Segundo a própria Aneel, entre os fatores que mais impactaram os índices estão os custos com transmissão e compra de energia, além dos encargos setoriais e componentes financeiros apurados no processo tarifário anterior. O tema passou por audiência pública em Curitiba, em 24 de abril, e foi discutido na Consulta Pública nº 005/26.
Vale lembrar que não estamos falando de um reajuste anual comum. A Revisão Tarifária Periódica acontece a cada cinco anos e reavalia toda a estrutura de custos da distribuidora. Segundo a Aneel, nesse processo são definidos o custo eficiente da distribuição, as metas de qualidade e de perdas de energia, além dos componentes do Fator X para o ciclo tarifário. O reajuste anual, por sua vez, serve apenas para corrigir esses valores pela inflação nos anos intermediários.
Quem paga o solar do vizinho
O ponto mais polêmico do reajuste é o peso do subsídio à geração distribuída, os sistemas de placas solares fotovoltaicas. Em nota oficial, a Copel informou que 16% do total do reajuste correspondem ao custeio desse subsídio federal, cobrado de todos os consumidores por meio da Conta de Desenvolvimento Energético (CDE). Entre dezembro de 2020 e junho de 2026, segundo a Copel, o número de clientes com energia solar no Paraná saltou de 55 mil para 677 mil, chegando a 13% da base de clientes da companhia.
Os outros 87% dos consumidores paranaenses, que não possuem painéis instalados, também arcam com esse custo mensalmente. Entre eles estão justamente os de menor renda, que dificilmente têm condições financeiras de investir num sistema de geração própria. O modelo concentra o benefício em quem já pôde investir e divide o custo com todos os demais.

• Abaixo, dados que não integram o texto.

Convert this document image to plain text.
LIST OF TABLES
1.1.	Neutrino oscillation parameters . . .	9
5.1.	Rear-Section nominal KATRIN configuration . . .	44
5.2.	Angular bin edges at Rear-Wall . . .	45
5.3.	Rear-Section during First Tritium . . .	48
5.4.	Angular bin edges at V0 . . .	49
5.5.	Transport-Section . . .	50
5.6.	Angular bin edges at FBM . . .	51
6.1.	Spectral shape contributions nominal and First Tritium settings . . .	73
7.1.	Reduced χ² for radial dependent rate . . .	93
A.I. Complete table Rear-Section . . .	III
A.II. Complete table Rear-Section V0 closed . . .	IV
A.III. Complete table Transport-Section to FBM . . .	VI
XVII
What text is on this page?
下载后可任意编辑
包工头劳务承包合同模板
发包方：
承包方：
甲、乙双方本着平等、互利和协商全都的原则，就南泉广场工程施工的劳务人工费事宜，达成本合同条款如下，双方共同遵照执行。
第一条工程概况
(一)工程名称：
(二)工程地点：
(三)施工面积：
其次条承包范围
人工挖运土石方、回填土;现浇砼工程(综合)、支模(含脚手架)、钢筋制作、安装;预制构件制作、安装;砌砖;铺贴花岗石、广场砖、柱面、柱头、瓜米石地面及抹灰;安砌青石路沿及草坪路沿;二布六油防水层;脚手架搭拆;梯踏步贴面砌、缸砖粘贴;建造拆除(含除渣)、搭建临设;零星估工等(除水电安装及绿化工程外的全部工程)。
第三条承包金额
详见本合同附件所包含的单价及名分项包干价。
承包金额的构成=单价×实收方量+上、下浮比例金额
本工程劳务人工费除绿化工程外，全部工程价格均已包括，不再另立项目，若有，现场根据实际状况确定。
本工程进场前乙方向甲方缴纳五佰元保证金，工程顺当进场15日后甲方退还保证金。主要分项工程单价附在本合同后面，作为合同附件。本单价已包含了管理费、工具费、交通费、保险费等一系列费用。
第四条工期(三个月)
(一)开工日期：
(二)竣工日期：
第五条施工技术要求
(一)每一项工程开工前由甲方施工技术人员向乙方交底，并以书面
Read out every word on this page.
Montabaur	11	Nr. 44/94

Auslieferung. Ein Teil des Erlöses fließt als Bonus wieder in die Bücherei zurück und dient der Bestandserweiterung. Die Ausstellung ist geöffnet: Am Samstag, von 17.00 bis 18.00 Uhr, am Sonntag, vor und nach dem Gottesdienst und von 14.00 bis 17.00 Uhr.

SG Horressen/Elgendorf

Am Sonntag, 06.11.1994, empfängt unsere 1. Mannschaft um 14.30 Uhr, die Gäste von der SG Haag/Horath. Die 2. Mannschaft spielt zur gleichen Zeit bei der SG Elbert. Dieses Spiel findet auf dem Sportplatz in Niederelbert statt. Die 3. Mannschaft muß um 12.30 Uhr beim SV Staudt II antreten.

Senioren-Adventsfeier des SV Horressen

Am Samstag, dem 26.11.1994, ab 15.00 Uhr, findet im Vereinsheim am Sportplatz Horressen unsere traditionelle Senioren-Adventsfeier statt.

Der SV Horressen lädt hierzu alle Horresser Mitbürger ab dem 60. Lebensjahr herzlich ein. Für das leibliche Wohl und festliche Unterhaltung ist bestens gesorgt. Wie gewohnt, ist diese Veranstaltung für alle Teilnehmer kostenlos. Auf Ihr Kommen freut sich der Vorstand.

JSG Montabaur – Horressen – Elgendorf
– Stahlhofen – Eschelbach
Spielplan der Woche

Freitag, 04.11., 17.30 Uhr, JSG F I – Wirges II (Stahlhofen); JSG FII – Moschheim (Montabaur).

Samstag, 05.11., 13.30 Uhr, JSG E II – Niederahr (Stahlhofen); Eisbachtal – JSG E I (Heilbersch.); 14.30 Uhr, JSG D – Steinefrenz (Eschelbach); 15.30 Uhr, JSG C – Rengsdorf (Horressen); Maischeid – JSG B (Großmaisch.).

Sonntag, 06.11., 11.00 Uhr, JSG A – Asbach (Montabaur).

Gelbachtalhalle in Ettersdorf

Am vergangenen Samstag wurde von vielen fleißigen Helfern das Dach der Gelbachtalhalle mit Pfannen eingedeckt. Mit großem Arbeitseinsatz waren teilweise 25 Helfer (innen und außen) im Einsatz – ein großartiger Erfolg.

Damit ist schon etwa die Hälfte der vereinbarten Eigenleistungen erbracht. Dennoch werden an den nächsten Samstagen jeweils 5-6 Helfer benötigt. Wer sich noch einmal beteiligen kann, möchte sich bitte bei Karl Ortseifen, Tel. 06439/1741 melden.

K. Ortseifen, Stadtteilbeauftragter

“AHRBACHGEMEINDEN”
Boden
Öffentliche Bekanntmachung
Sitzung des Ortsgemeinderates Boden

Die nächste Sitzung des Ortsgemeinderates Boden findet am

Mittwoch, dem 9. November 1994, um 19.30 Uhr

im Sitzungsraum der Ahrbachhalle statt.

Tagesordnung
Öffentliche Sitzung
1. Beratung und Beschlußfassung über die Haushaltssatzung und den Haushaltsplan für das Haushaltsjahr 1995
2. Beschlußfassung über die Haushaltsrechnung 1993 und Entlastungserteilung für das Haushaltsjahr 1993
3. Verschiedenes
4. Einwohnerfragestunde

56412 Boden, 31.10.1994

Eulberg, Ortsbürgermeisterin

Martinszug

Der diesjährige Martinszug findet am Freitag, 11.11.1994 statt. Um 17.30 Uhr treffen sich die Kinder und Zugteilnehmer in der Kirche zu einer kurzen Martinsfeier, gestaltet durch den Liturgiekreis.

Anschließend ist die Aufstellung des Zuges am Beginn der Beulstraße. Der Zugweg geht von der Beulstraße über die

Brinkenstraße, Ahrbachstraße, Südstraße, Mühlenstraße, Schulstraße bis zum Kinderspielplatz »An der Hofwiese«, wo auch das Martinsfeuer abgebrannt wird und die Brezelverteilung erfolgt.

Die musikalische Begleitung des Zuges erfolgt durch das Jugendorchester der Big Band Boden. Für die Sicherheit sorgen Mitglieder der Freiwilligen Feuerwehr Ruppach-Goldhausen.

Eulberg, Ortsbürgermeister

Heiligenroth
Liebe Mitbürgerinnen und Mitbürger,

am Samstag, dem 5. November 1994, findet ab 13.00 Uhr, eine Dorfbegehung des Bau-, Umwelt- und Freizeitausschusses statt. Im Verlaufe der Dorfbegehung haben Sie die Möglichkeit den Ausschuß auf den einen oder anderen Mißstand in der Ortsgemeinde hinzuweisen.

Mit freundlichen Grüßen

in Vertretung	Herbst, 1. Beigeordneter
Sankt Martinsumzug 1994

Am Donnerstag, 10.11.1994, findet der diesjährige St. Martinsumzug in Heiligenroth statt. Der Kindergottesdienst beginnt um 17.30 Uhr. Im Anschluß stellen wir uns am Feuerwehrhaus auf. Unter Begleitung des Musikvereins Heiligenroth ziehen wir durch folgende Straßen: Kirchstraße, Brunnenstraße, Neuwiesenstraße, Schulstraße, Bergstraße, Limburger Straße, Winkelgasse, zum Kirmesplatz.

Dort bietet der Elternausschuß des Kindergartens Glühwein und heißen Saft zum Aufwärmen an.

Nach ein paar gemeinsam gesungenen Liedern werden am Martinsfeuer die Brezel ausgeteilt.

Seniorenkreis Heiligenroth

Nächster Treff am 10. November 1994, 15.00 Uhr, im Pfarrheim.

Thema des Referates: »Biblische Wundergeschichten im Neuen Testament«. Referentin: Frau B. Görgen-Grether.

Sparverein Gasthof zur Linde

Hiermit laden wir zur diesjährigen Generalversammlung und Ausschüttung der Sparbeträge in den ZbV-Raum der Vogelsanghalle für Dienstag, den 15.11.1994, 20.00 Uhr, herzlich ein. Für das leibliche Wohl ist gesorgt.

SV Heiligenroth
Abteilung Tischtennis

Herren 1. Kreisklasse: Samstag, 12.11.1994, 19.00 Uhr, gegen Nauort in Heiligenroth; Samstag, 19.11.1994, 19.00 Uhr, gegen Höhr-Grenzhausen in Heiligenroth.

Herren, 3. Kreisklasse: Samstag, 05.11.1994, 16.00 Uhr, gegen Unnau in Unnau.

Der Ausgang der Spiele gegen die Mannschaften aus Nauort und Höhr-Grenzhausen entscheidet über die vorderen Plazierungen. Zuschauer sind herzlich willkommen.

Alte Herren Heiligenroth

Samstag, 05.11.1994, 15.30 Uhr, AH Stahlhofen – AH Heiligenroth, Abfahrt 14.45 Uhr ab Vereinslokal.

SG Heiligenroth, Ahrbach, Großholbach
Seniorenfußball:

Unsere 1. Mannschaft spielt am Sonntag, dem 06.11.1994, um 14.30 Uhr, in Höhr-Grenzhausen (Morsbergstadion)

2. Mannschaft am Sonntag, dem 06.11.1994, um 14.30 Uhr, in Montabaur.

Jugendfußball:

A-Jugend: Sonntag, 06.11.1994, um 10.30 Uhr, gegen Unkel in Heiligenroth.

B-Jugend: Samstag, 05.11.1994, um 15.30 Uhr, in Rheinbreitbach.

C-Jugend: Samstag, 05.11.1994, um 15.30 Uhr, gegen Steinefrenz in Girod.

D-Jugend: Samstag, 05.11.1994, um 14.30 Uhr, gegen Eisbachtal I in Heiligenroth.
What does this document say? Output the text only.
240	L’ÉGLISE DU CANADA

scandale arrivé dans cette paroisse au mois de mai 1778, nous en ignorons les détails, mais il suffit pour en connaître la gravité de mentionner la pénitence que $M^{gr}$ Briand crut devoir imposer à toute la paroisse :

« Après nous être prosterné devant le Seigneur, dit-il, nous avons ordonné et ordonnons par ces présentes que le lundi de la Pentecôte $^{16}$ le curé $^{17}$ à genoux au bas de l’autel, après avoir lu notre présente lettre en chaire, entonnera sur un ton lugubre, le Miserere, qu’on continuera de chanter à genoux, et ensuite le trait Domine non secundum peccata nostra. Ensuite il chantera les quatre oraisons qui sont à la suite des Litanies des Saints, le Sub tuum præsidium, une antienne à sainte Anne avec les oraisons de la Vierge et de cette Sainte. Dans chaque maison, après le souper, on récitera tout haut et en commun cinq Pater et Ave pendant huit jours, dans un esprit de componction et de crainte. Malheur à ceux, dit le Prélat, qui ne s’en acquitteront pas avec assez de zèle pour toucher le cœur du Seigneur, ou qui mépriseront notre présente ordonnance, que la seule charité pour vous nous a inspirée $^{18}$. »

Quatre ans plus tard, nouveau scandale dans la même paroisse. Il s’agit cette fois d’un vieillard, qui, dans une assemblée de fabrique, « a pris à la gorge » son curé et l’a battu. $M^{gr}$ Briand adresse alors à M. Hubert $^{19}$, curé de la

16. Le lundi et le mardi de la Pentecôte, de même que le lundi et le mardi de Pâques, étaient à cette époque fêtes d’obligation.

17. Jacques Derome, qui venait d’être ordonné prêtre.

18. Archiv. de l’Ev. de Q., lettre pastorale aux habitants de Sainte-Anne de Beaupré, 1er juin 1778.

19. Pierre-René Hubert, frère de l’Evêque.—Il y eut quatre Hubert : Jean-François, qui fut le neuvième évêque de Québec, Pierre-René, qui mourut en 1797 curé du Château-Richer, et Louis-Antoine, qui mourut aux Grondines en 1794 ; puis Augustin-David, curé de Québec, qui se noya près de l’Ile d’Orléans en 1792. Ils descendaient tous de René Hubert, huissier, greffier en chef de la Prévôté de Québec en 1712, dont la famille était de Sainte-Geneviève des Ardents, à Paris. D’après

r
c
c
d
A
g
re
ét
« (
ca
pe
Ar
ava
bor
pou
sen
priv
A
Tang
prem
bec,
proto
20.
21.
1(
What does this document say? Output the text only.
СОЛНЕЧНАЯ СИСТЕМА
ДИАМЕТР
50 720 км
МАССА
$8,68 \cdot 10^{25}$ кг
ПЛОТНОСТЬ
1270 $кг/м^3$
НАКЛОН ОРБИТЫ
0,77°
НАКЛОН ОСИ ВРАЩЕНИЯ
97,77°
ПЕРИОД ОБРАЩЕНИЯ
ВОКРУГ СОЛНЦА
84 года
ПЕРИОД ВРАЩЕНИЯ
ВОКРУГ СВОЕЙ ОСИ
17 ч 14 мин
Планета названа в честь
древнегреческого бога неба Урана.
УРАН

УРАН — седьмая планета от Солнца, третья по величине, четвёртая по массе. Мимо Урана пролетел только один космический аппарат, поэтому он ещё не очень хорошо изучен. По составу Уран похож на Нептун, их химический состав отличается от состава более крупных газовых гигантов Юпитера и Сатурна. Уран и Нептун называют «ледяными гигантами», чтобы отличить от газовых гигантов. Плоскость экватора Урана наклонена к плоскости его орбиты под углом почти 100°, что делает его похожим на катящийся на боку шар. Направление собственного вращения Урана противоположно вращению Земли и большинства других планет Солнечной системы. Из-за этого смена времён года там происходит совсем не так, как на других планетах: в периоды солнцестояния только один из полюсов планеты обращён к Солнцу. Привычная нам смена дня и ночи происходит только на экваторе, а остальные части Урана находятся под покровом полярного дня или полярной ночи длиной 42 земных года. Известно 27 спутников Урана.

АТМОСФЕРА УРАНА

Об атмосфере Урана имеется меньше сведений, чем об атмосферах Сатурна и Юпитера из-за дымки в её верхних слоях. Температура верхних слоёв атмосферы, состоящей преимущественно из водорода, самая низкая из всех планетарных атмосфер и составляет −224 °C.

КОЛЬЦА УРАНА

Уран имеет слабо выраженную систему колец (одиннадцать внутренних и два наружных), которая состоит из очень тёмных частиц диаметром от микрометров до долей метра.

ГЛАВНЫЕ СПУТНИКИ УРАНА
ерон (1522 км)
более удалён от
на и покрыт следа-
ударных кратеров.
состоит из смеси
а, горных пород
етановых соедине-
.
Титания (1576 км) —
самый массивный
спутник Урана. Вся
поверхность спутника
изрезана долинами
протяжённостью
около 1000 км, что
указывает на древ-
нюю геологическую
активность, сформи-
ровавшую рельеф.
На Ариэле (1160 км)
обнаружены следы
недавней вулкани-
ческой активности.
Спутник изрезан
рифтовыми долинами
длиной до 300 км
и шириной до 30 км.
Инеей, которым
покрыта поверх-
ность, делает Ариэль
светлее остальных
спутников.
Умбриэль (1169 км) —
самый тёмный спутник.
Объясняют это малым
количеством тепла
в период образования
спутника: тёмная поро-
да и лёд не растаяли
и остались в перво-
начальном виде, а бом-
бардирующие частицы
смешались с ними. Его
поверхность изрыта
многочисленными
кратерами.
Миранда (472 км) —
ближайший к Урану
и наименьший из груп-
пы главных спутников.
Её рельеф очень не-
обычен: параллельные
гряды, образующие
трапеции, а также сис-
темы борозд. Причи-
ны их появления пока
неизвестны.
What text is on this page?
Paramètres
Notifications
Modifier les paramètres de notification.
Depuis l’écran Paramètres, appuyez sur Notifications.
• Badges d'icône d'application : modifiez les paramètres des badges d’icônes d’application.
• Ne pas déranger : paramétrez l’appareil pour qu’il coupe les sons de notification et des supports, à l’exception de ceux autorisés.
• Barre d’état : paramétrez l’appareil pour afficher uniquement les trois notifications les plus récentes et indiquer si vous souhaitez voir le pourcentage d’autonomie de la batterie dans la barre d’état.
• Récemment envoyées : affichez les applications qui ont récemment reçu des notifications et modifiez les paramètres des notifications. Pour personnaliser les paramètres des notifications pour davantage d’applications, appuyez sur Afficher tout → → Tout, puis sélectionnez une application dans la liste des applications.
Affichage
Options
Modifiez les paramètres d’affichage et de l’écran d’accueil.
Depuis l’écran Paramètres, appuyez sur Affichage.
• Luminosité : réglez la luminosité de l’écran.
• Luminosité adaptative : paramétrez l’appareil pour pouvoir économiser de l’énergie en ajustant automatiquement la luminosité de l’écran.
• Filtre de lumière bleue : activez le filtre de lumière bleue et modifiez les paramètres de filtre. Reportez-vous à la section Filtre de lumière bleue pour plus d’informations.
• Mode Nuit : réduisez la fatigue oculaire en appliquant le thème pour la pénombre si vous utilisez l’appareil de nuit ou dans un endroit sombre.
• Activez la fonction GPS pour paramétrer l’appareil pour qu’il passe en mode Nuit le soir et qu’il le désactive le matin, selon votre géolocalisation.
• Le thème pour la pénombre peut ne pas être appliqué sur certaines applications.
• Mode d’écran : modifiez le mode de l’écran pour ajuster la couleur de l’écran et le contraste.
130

A conta que ainda vai chegar
O índice final do reajuste foi alcançado após a aplicação de um mecanismo de amortecimento econômico no valor de R$ 1,3 bilhão. Sem esse diferimento tarifário aprovado pela agência reguladora, o impacto nas faturas seria substancialmente maior. Essa parcela adiada será recuperada nas tarifas dos próximos anos, o que significa que o reajuste desta semana não representa o custo total da revisão.
A Copel informou ainda, em nota, que, mesmo com o aumento, a tarifa paranaense permanece entre as mais baratas do Brasil, em torno de R$ 0,76 por quilowatt-hora para o consumidor residencial. A empresa esclareceu também que, de cada R$ 10 pagos na conta de luz, apenas R$ 2 ficam com a distribuidora para cobrir operação, manutenção e expansão da rede. O restante vai para compra de energia, transmissão, encargos setoriais e impostos federais definidos por lei.
Os números são reais. Só que “mais barato que em outros estados” não reduz o impacto de um reajuste que chega a mais de quatro vezes a inflação prevista para este ano, num momento em que o orçamento das famílias paranaenses já está pressionado por vários lados.
Fontes: nota oficial da Aneel (gov.br/aneel) e nota à imprensa da Copel Distribuição.